I mean, I get pissed off with a certain kind of snooty critic, but mostly
I think I manage to occupy my own space without too much discomfort.
Songbook got reviewed by the Poet Laureate the other day in the Times,
and though I didn't read the review, it seemed absurd, wrong; it really
wasn't written for him, or anyone like him. But he apparently quite
enjoyed it, so in the end, you think, well, I'm pulling off something
pretty unique here. Because the kind of person who will enjoy that book
the most is not a Poet Laureatey kind of person...
Football fanaticism aside, you admittedly have
been more influenced both as a writer and a person by American culture
than that of your homeland. While Britain remains the setting for your
books, your sense of style and storytelling is arguably more American.
Perhaps this is why your novels have been so well received in the US
(and coincidentally, why they seem so ripe for successful movie adaptations).
But at the risk of alienating your American audience, what negative
cultural observations have you made of the States? To what extent is
the superficially fashion and trend-conscious character of Will in About
A Boy the unfortunate result of the economic and cultural Americanization
of the world?
Well, I'm becoming more and more anti-globalization;
I get sick of small bookshops and record stores closing down and being
replaced by Starbucks. It's funny, but Anne Tyler's wonderful Accidental
Tourist, written in 1985 or thereabouts, makes almost no sense now
- her central character is a guy who writes guide books for cautious
Americans travelling abroad, and his indicates his personal nervousness
and lack of adventure. But now, of course, it seems to us as though
every American is an accidental tourist; there's no longer anything
that makes Macon special. He's just an American. And then there's your
politics, your death penalty, your scary Christian Right...But I see
none of this when I tour the US. My book readers seem impeccably liberal,
delightfully unsnobby folk.
In the past, many critics and readers alike have
been inclined to track your evolution as writer via the gender roles
you have explored, starting with the male-character confessionals of
Fever Pitch, High Fidelity, and About a Boy, to
the female-lead in How To Be Good. Both the current work, Songbook,
and the previous short story collection you edited, Speaking With
The Angel, were both created in effort to raise funds for you sons
school, TreeHouse, an educational centre for children with autism. That
said, you are already on record that, given your own experience, you
will need more time before you write about the father-son relationship.
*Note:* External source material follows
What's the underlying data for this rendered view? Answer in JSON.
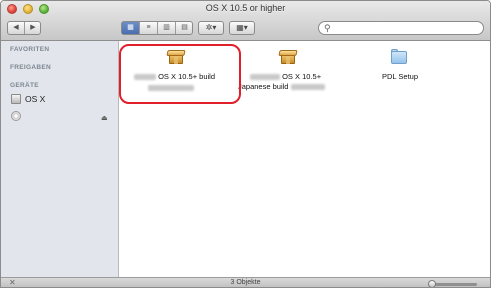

So perhaps, as a fiction writer, possible future topics may be come
from within? Can you see yourself writing about spirituality, for example?
What plans are in the works for the next work? Or does the attempt to
categorize a work before you even begin to write add needless pressure
to the process?
I'm writing a novel about four people who want to
kill themselves. So, you know, another happy one. (I'm hoping that it's
paradoxically going to be a lot less bleak than HTBG) It's not
coming from within, although of course the whole relationship between
a writer's psyche and a novel is complicated! I don't really like talking
about work in progress because I don't think my books sound terribly
interesting when they're synopsised; in fact, they sound disastrously
thin! I remember trying to tell people that I was writing a memoir about
supporting Arsenal, or a novel about a guy who works in a record store
and who splits up with his girlfriend, and the pitying and mystified
looks on these people's faces made me want to kill myself!( Which is
maybe how I got the idea for this new book.) I tend to be too embarrassed
to give the books any kind of hard sell, and that of course means that
they sound as appetising as a regurgitated Big Mac. So it's not really
secrecy that makes me tight-lipped; just a need for a little self-confidence
during the writing. Books are long. Even mine. You don't want to feel
bad about them as you're writing them.